«La politica interna, diceva John F. Kennedy, ci può sconfiggere, la politica estera ci può uccidere». Vale anche per l'Italia. I disastri causati dal governo giallorosso e da quelli precedenti possono venir corretti se Mario Draghi individuerà la ricetta per uscire dalla pandemia e investire i 209 miliardi del Recovery fund. Più difficile è riemergere dall'attuale irrilevanza internazionale. Per questo Draghi dovrà individuare un ministro degli Esteri capace di restituirci credibilità e autorevolezza operando sui binari consolidati dell'Alleanza atlantica. Il che non significa sudditanza all'America di Joe Biden, ma capacità di ritagliarci un ruolo nelle zone grigie dove gli Usa necessitano di alleati affidabili. La Libia, con i suoi aggregati del Mediterraneo e dell'Africa Settentrionale, è una di queste.
Su quella sponda, uscito di scena Marco Minniti, ci siamo trasformati da potenza di riferimento in ospite pagante pronto a venir messo alla porta dalla Turchia di Erdogan. Ma Ankara, protagonista di opache intese con Mosca, è un alleato troppo infido per un'America preoccupata di ritrovarsi una base navale russa in quel di Sirte. Le ambiguità turche possono dunque diventare opportunità se sapremo riavviare quei rapporti libici di cui anche l'americano più scaltro stenta a comprendere logiche e misteri. Ma per riconquistarci un ruolo a Tripoli dobbiamo tornare a contare nel Mediterraneo, ridimensionando le manovre navali ed energetiche di una Turchia che preoccupa Washington anche per le minacciose mosse sul fronte di Cipro e Grecia.
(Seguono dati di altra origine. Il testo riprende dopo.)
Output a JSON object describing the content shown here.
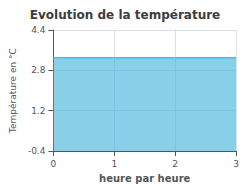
{
  "chart_data": {
    "type": "area",
    "title": "Evolution de la température",
    "x_label": "heure par heure",
    "y_label": "Température en °C",
    "x": [
      0,
      3
    ],
    "values": [
      3.3,
      3.3
    ],
    "color": "#55bbdd",
    "xlim": [
      0,
      3
    ],
    "xticks": [
      0,
      1,
      2,
      3
    ],
    "ylim": [
      -0.4,
      4.4
    ],
    "yticks": [
      -0.4,
      1.2,
      2.8,
      4.4
    ],
    "grid": true
  }
}
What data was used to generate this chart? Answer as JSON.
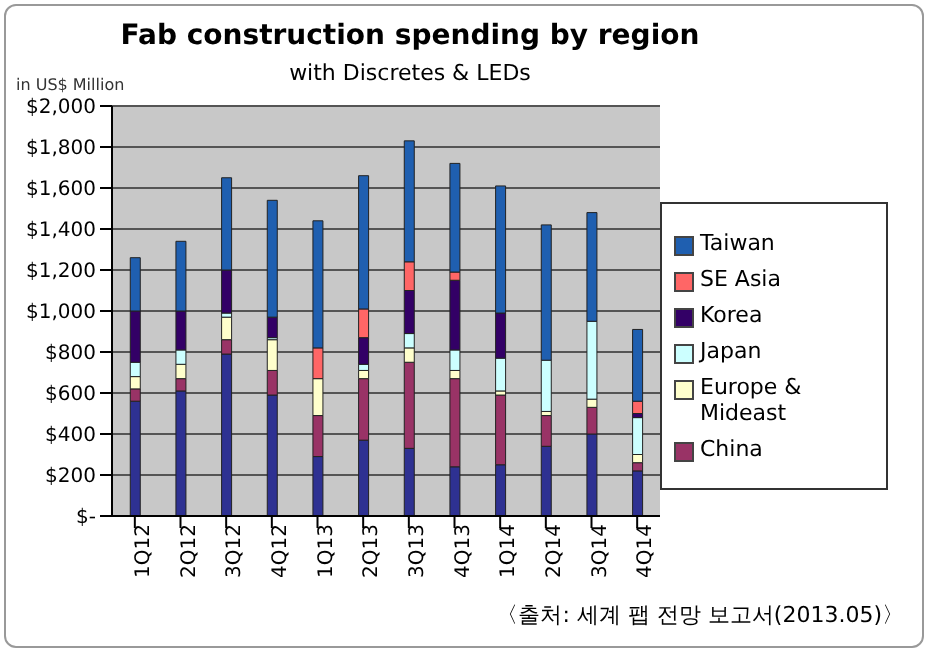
{
  "chart_data": {
    "type": "bar",
    "title": "Fab construction spending by region",
    "subtitle": "with Discretes & LEDs",
    "ylabel": "in US$ Million",
    "stacked": true,
    "grid": "y",
    "legend": "right",
    "categories": [
      "1Q12",
      "2Q12",
      "3Q12",
      "4Q12",
      "1Q13",
      "2Q13",
      "3Q13",
      "4Q13",
      "1Q14",
      "2Q14",
      "3Q14",
      "4Q14"
    ],
    "series": [
      {
        "color": "#2e3192",
        "values": [
          560,
          610,
          790,
          590,
          290,
          370,
          330,
          240,
          250,
          340,
          400,
          220
        ]
      },
      {
        "name": "China",
        "color": "#993366",
        "values": [
          60,
          60,
          70,
          120,
          200,
          300,
          420,
          430,
          340,
          150,
          130,
          40
        ]
      },
      {
        "name": "Europe & Mideast",
        "color": "#ffffcc",
        "values": [
          60,
          70,
          110,
          150,
          180,
          40,
          70,
          40,
          20,
          20,
          40,
          40
        ]
      },
      {
        "name": "Japan",
        "color": "#ccffff",
        "values": [
          70,
          70,
          20,
          10,
          0,
          30,
          70,
          100,
          160,
          250,
          380,
          180
        ]
      },
      {
        "name": "Korea",
        "color": "#330066",
        "values": [
          250,
          190,
          210,
          100,
          0,
          130,
          210,
          340,
          220,
          0,
          0,
          20
        ]
      },
      {
        "name": "SE Asia",
        "color": "#ff6666",
        "values": [
          0,
          0,
          0,
          0,
          150,
          140,
          140,
          40,
          0,
          0,
          0,
          60
        ]
      },
      {
        "name": "Taiwan",
        "color": "#1f5fb0",
        "values": [
          260,
          340,
          450,
          570,
          620,
          650,
          590,
          530,
          620,
          660,
          530,
          350
        ]
      }
    ],
    "ylim": [
      0,
      2000
    ],
    "yticks": [
      {
        "value": 0,
        "label": "$-"
      },
      {
        "value": 200,
        "label": "$200"
      },
      {
        "value": 400,
        "label": "$400"
      },
      {
        "value": 600,
        "label": "$600"
      },
      {
        "value": 800,
        "label": "$800"
      },
      {
        "value": 1000,
        "label": "$1,000"
      },
      {
        "value": 1200,
        "label": "$1,200"
      },
      {
        "value": 1400,
        "label": "$1,400"
      },
      {
        "value": 1600,
        "label": "$1,600"
      },
      {
        "value": 1800,
        "label": "$1,800"
      },
      {
        "value": 2000,
        "label": "$2,000"
      }
    ],
    "annotations": [
      "〈출처: 세계 팹 전망 보고서(2013.05)〉"
    ]
  }
}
Senza dimenticare che l'Italia si ritrova alla confluenza di una rotta dei Balcani e del Mediterraneo Centrale, su cui si muove gran parte del traffico migratorio diretto in Europa. Quelle due rotte, oltre a costringere l'Italia ad un'insopportabile onere dell'accoglienza, rappresentano (lo dimostrano gli attentati di Nizza e Vienna dello scorso autunno) una doppia via di penetrazione per un terrorismo pronto a rialzare la testa nel dopo-pandemia. Per questo l'Italia deve proporre politiche di contenimento del fenomeno migratorio affiancate da politiche di sicurezza per la prevenzione del terrorismo. Ancor più importante sarà ribadire il nostro ruolo e la nostra funzione di terzo contribuente europeo. Uscito di scena il Regno Unito, Washington è alla ricerca di un partner con cui contenere le iniziative diplomatiche della Francia e mettere un freno al surplus commerciale della Germania. Un ruolo che è nostro interesse svolgere, visti i tentativi di Berlino e Parigi di estrometterci da qualsiasi ruolo europeo. Prova ne sia l'esclusione dai negoziati sull'accordo per gli investimenti tra Bruxelles e Pechino. Un negoziato concluso a fine dicembre e condotto solo da Germania Francia. Esclusione doppiamente umiliante se pensiamo all'impegno profuso da Conte e Cinque stelle per la firma del memorandum sulla Via della Seta con Pechino. Nocivo per i rapporti con Washington, ma inutile evidentemente per quelli con Pechino, il memorandum è una delle prime eredità da rivedere. Il che non significa annullare gli impegni commerciali e industriali con i partner cinesi, ma restringerli a settori non pericolosi per la sicurezza nazionale, contribuendo a quel contenimento del Dragone indicato come urgenza strategica dall'amministrazione Biden.
Ma un ruolo fondamentale, visti i nostri buoni rapporti con la Russia, è anche il rilancio di quel dialogo tra Washington e Mosca avviato nel 2002 a Pratica di Mare grazie
all'impegno di Silvio Berlusconi. Un rilancio indispensabile per impedire un ritorno dell'Europa alla Guerra fredda. Anche perché nuove sanzioni anti-russe renderebbero ancor più difficile l'addio dell'Italia alla recessione post-pandemia.